За витриной несколько раз горевшего в пожарах и восстановленного театра Фениче вдруг мерещится Михайловское, от которого в годы войны не осталось камня на камне, и голодные бабы с ребятами в ватниках: работали по субботам, чтобы построить всё заново, — потому что однажды созданное нельзя уничтожить, пока мы хотим, чтобы оно жило. Только тогда за золоченым фасадом самого туристического места проступает жизнь — с грубоватыми местными техниками, пьющими в 10 утра вино вместо кофе, и русским оркестром, заселенным по бедности в Местре, везущими в давке вапоретто свои костюмы на вешалках, и работа до упаду, и ночное возвращение в сплошном тумане домой в городе, в котором даже нельзя взять такси.

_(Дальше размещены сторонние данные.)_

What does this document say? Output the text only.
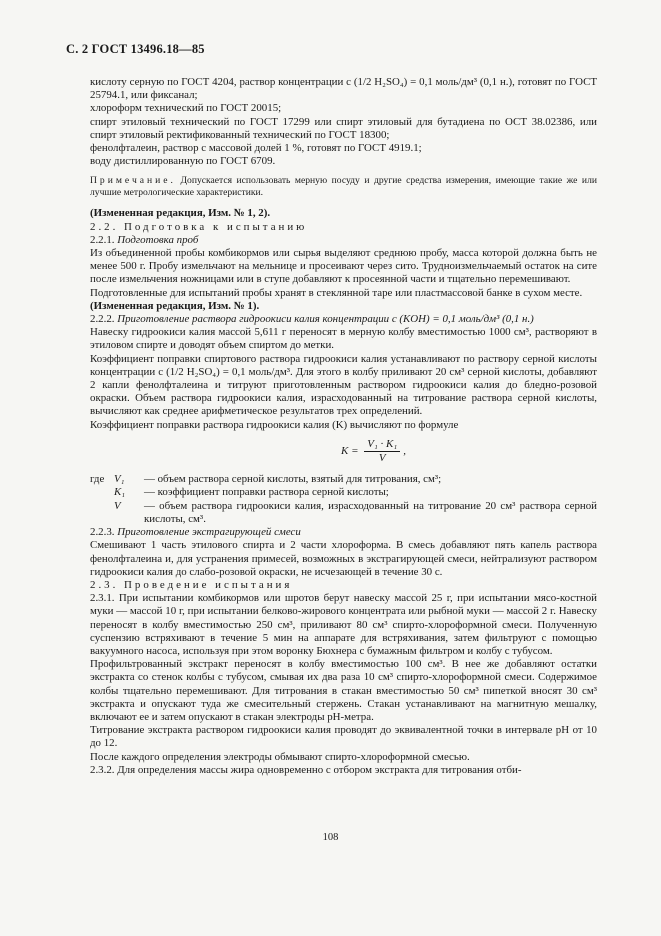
С. 2 ГОСТ 13496.18—85

кислоту серную по ГОСТ 4204, раствор концентрации c (1/2 H₂SO₄) = 0,1 моль/дм³ (0,1 н.), готовят по ГОСТ 25794.1, или фиксанал;

хлороформ технический по ГОСТ 20015;

спирт этиловый технический по ГОСТ 17299 или спирт этиловый для бутадиена по ОСТ 38.02386, или спирт этиловый ректификованный технический по ГОСТ 18300;

фенолфталеин, раствор с массовой долей 1 %, готовят по ГОСТ 4919.1;

воду дистиллированную по ГОСТ 6709.

Примечание. Допускается использовать мерную посуду и другие средства измерения, имеющие такие же или лучшие метрологические характеристики.

(Измененная редакция, Изм. № 1, 2).

2.2. Подготовка к испытанию

2.2.1. Подготовка проб

Из объединенной пробы комбикормов или сырья выделяют среднюю пробу, масса которой должна быть не менее 500 г. Пробу измельчают на мельнице и просеивают через сито. Трудноизмельчаемый остаток на сите после измельчения ножницами или в ступе добавляют к просеянной части и тщательно перемешивают.

Подготовленные для испытаний пробы хранят в стеклянной таре или пластмассовой банке в сухом месте.

(Измененная редакция, Изм. № 1).

2.2.2. Приготовление раствора гидроокиси калия концентрации c (KOH) = 0,1 моль/дм³ (0,1 н.)

Навеску гидроокиси калия массой 5,611 г переносят в мерную колбу вместимостью 1000 см³, растворяют в этиловом спирте и доводят объем спиртом до метки.

Коэффициент поправки спиртового раствора гидроокиси калия устанавливают по раствору серной кислоты концентрации c (1/2 H₂SO₄) = 0,1 моль/дм³. Для этого в колбу приливают 20 см³ серной кислоты, добавляют 2 капли фенолфталеина и титруют приготовленным раствором гидроокиси калия до бледно-розовой окраски. Объем раствора гидроокиси калия, израсходованный на титрование раствора серной кислоты, вычисляют как среднее арифметическое результатов трех определений.

Коэффициент поправки раствора гидроокиси калия (K) вычисляют по формуле

$K = \frac{\text{V₁ · K₁}}{V}$ ,

где V₁	— объем раствора серной кислоты, взятый для титрования, см³;
K₁	— коэффициент поправки раствора серной кислоты;
V	— объем раствора гидроокиси калия, израсходованный на титрование 20 см³ раствора серной кислоты, см³.

2.2.3. Приготовление экстрагирующей смеси

Смешивают 1 часть этилового спирта и 2 части хлороформа. В смесь добавляют пять капель раствора фенолфталеина и, для устранения примесей, возможных в экстрагирующей смеси, нейтрализуют раствором гидроокиси калия до слабо-розовой окраски, не исчезающей в течение 30 с.

2.3. Проведение испытания

2.3.1. При испытании комбикормов или шротов берут навеску массой 25 г, при испытании мясо-костной муки — массой 10 г, при испытании белково-жирового концентрата или рыбной муки — массой 2 г. Навеску переносят в колбу вместимостью 250 см³, приливают 80 см³ спирто-хлороформной смеси. Полученную суспензию встряхивают в течение 5 мин на аппарате для встряхивания, затем фильтруют с помощью вакуумного насоса, используя при этом воронку Бюхнера с бумажным фильтром и колбу с тубусом.

Профильтрованный экстракт переносят в колбу вместимостью 100 см³. В нее же добавляют остатки экстракта со стенок колбы с тубусом, смывая их два раза 10 см³ спирто-хлороформной смеси. Содержимое колбы тщательно перемешивают. Для титрования в стакан вместимостью 50 см³ пипеткой вносят 30 см³ экстракта и опускают туда же смесительный стержень. Стакан устанавливают на магнитную мешалку, включают ее и затем опускают в стакан электроды pH-метра.

Титрование экстракта раствором гидроокиси калия проводят до эквивалентной точки в интервале pH от 10 до 12.

После каждого определения электроды обмывают спирто-хлороформной смесью.

2.3.2. Для определения массы жира одновременно с отбором экстракта для титрования отби-

108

Венеция, залитая высокой водой, Венеция из фильма «Десять зим», Венеция Архитектурного биеннале, Венеция Висконти и Венеция «Набережной неисцелимых» теперь проводит тебя по своим калле с любовью и доставляет тебя в свой спрятанный рай — на маленькие острова в Лагуне, где ушедшие на покой великие архитекторы настроили себе среди крапивы и лопухов настоящих русских дач с большими верандами и соломенной крышей, и теперь смотрят на золотые купола Сан Марко через лагуну с маленьких, шатких, деревянных причалов.
Милан со своими модными девушками и дорогими витринами напоминает Москву, а схваченные изморозью осенние листья парка Валентино в Турине приводят на ум Некрасова: «Славная осень! Здоровый, ядреный воздух усталые силы бодрит».

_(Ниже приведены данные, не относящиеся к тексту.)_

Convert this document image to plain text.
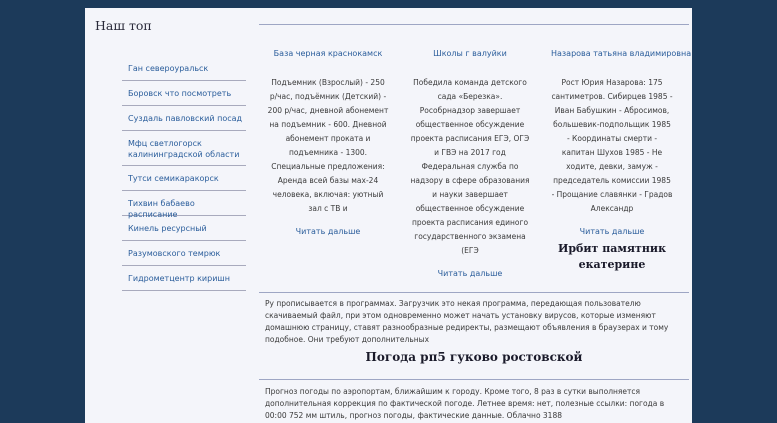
Наш топ
Ган североуральск
Боровск что посмотреть
Суздаль павловский посад
Мфц светлогорск калининградской области
Тутси семикаракорск
Тихвин бабаево расписание
Кинель ресурсный
Разумовского темрюк
Гидрометцентр киришн
База черная краснокамск
Подъемник (Взрослый) - 250 р/час, подъёмник (Детский) - 200 р/час, дневной абонемент на подъемник - 600. Дневной абонемент проката и подъемника - 1300. Специальные предложения: Аренда всей базы мах-24 человека, включая: уютный зал с ТВ и
Читать дальше
Школы г валуйки
Победила команда детского сада «Березка». Рособрнадзор завершает общественное обсуждение проекта расписания ЕГЭ, ОГЭ и ГВЭ на 2017 год Федеральная служба по надзору в сфере образования и науки завершает общественное обсуждение проекта расписания единого государственного экзамена (ЕГЭ
Читать дальше
Назарова татьяна владимировна
Рост Юрия Назарова: 175 сантиметров. Сибирцев 1985 - Иван Бабушкин - Абросимов, большевик-подпольщик 1985 - Координаты смерти - капитан Шухов 1985 - Не ходите, девки, замуж - председатель комиссии 1985 - Прощание славянки - Градов Александр
Читать дальше
Ирбит памятник екатерине
Ру прописывается в программах. Загрузчик это некая программа, передающая пользователю скачиваемый файл, при этом одновременно может начать установку вирусов, которые изменяют домашнюю страницу, ставят разнообразные редиректы, размещают объявления в браузерах и тому подобное. Они требуют дополнительных
Погода рп5 гуково ростовской
Прогноз погоды по аэропортам, ближайшим к городу. Кроме того, 8 раз в сутки выполняется дополнительная коррекция по фактической погоде. Летнее время: нет, полезные ссылки: погода в 00:00 752 мм штиль, прогноз погоды, фактические данные. Облачно 3188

Вечно чумазые руки южан в Неаполе и Палермо заставляют вспоминать Кончаловского и его умиление «всей этой цыганщине» — и очередь за куском знаменитой пиццы «Da Michele», и крысы в переулках, и церкви, и воры, и жара в Помпеях, — всё обретает свой смысл.
Понять по-настоящему можно только полюбив.
Вот и я стала любить пушкинский заячий тулупчик, и толстовских баб с торжковским шитьем, и «плат узорный до бровей» Блока. Итальянцы мне в этом только помогают. Своей северной поэтикой труда, своим южным «эх, однова живем!».
«Ты только думаешь, что ты хочешь всё время в Россию, — говорит мне Маша, — а на самом деле — как только ты туда уедешь, немедленно начнешь скучать по Италии».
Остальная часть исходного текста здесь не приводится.